There is actually a way around this if all professional traders decided to use market orders for a week straight, HFT's would self destruct.
 
@stock777: yes, sometimes I'll buy at the offer -- but if I want to buy at the bid and someone wants to sell it to me there, it's not fair (if fairness matters) for an institution to swipe that buy for a hundredth of a cent.

@zdreg: I feel very lucky to be griping about this stuff and to have never been in a war. My heart goes out to our troops, vets, KIAs, etc.

@abattia: As Bob111's links pointed out, subpenny QUOTES are not allowed on stocks priced over $1 but subpenny EXECUTIONS are. The exchange and/or ECN do not affect that.
 
Quote from Lights:
There is actually a way around this if all professional traders decided to use market orders for a week straight, HFT's would self destruct. [/B]

HFTs are running all sorts of strategies. Doing market orders for a week just plays into another type of HFT strategy.

This sub penny stuff that the OP talks about is probably internalization. Just a guess.
 
Quote from KeLo:

Hi stock777:

I think the complaint is that the broker can step in front of us with a sub-penny bid which we aren't allowed to do. It's not a level playing field, but then it never has been has it?

anyone can and will front run you,even if you decide to buy at ask. this might not be issue on liquid stocks,but it's all over the place on average\low liquidity stocks. anyone,who think that HFT does really provide any liquidity on those stocks either naive or retarded. or both.


stock..
it's goes like this..you are in daytrading 'business' so spread is counts and adds up very quickly. so charges for removing liquidity. you sit at bid,hoping to close your position at minimum commish and your price. hundreds of shares passing by at your price-nothing happens. pissed off-you try to buy 100 shares at ask,current displayed size -500. you hit your buy button-no more 500 shares,ask moved higher, you have partial fill for 5 shares. now spread is bigger,price moved away and you will pay at last x2 of your commissions,while trying to fill rest of your order.

very very simple.
 
I wonder if everyone used IOC orders exclusively that there would be no latency mismatch for the HTF to use against us.

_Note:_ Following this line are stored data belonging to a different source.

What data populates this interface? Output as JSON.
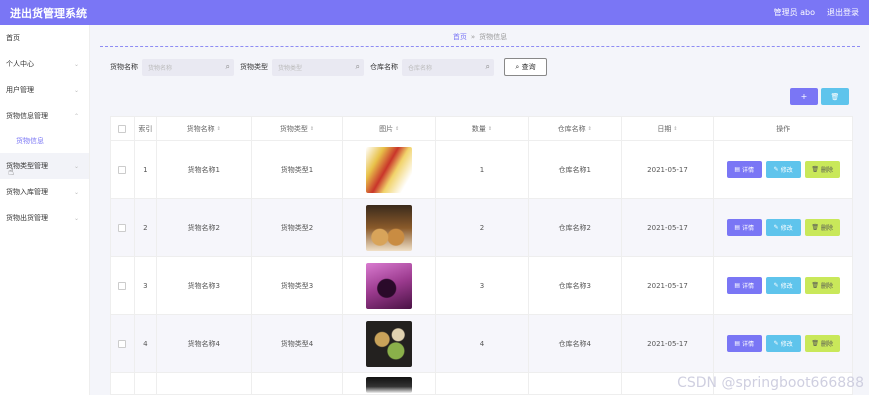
{
  "app": {
    "title": "进出货管理系统",
    "user_label": "管理员 abo",
    "logout": "退出登录"
  },
  "sidebar": {
    "items": [
      {
        "label": "首页"
      },
      {
        "label": "个人中心"
      },
      {
        "label": "用户管理"
      },
      {
        "label": "货物信息管理",
        "sub": "货物信息"
      },
      {
        "label": "货物类型管理"
      },
      {
        "label": "货物入库管理"
      },
      {
        "label": "货物出货管理"
      }
    ]
  },
  "breadcrumb": {
    "home": "首页",
    "sep": "»",
    "current": "货物信息"
  },
  "search": {
    "name_label": "货物名称",
    "name_placeholder": "货物名称",
    "type_label": "货物类型",
    "type_placeholder": "货物类型",
    "warehouse_label": "仓库名称",
    "warehouse_placeholder": "仓库名称",
    "query_button": "查询"
  },
  "toolbar": {
    "add_icon": "+",
    "delete_icon": "🗑"
  },
  "table": {
    "headers": [
      "索引",
      "货物名称",
      "货物类型",
      "图片",
      "数量",
      "仓库名称",
      "日期",
      "操作"
    ],
    "rows": [
      {
        "index": "1",
        "name": "货物名称1",
        "type": "货物类型1",
        "qty": "1",
        "warehouse": "仓库名称1",
        "date": "2021-05-17"
      },
      {
        "index": "2",
        "name": "货物名称2",
        "type": "货物类型2",
        "qty": "2",
        "warehouse": "仓库名称2",
        "date": "2021-05-17"
      },
      {
        "index": "3",
        "name": "货物名称3",
        "type": "货物类型3",
        "qty": "3",
        "warehouse": "仓库名称3",
        "date": "2021-05-17"
      },
      {
        "index": "4",
        "name": "货物名称4",
        "type": "货物类型4",
        "qty": "4",
        "warehouse": "仓库名称4",
        "date": "2021-05-17"
      }
    ],
    "actions": {
      "detail": "详情",
      "edit": "修改",
      "delete": "删除"
    }
  },
  "watermark": "CSDN @springboot666888"
}
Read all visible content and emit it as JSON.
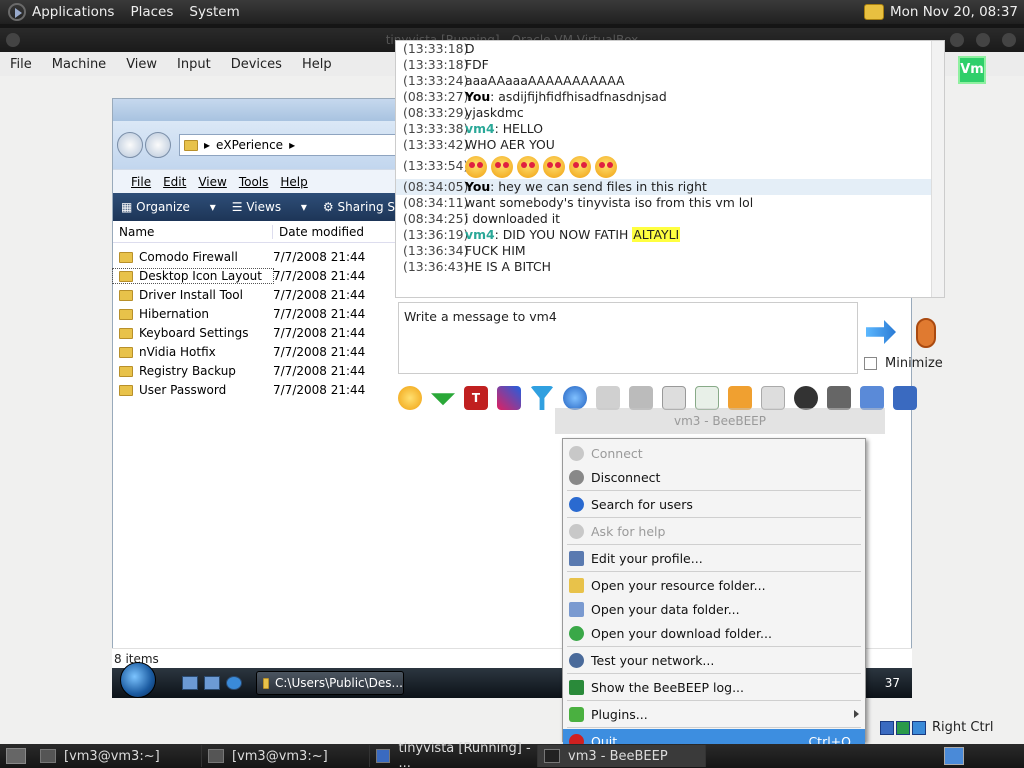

Of course with the quotes being 500ms or more away from the real NBBO, how do you know where the market is?
 
Quote from Lights:

HFT's are not there to provide liquidity. They steal good executions and when you want to buy, they provide no offers.

There is actually a way around this if all professional traders decided to use market orders for a week straight, HFT's would self destruct.

I never wanted to go toe to toe with HFT's or even professional traders. I backed all my strategies out to a time frame where slippage from market orders was of little consequence. Much of the automation software is designed to work better with market orders, much of it can't deal with uncertainties about position created by limit orders, in fact limit orders can complicate software incredibly...
 
Quote from Bob111:


stock..
it's goes like this..you are in daytrading 'business' so spread is counts and adds up very quickly. so charges for removing liquidity. you sit at bid,hoping to close your position at minimum commish and your price. hundreds of shares passing by at your price-nothing happens. pissed off-you try to buy 100 shares at ask,current displayed size -500. you hit your buy button-no more 500 shares,ask moved higher, you have partial fill for 5 shares. now spread is bigger,price moved away and you will pay at last x2 of your commissions,while trying to fill rest of your order.

I haven't personally seen a lot of that , and if you can document it consistently , I would think you'd have a case of fraud against the exchanges. If the stock is moving quickly or there's a lot of flashing, that can happen, but if the book is quiet, I'd like to see proof that a buy or sell doesn't happen through a broker like IB, when you enter a marketable order.

Also, if there's a lot of trade taking place in dark pool, you may have trouble getting an inside fill. But if theres 200 on Island, 300 on Arca, and you go to take 500, you're going to get them, or most of them. If you get 5 shares, then it must be sunspots.
 
Quote from abattia:

I believe NASDAQ does not allow subpenny orders (can anyone here confirm or refute this?); so route your trades only to NASDAQ.


They do allow it. NASDAQ has midpoint orders.




Just because you're part of the NBBO, doesn't mean the person wanting to sell is going to hit your market center. They might hit up a darkpool or free-to-punch ECN...

No one stole OP's fill. The fill went to the intended market center and took someone else's order.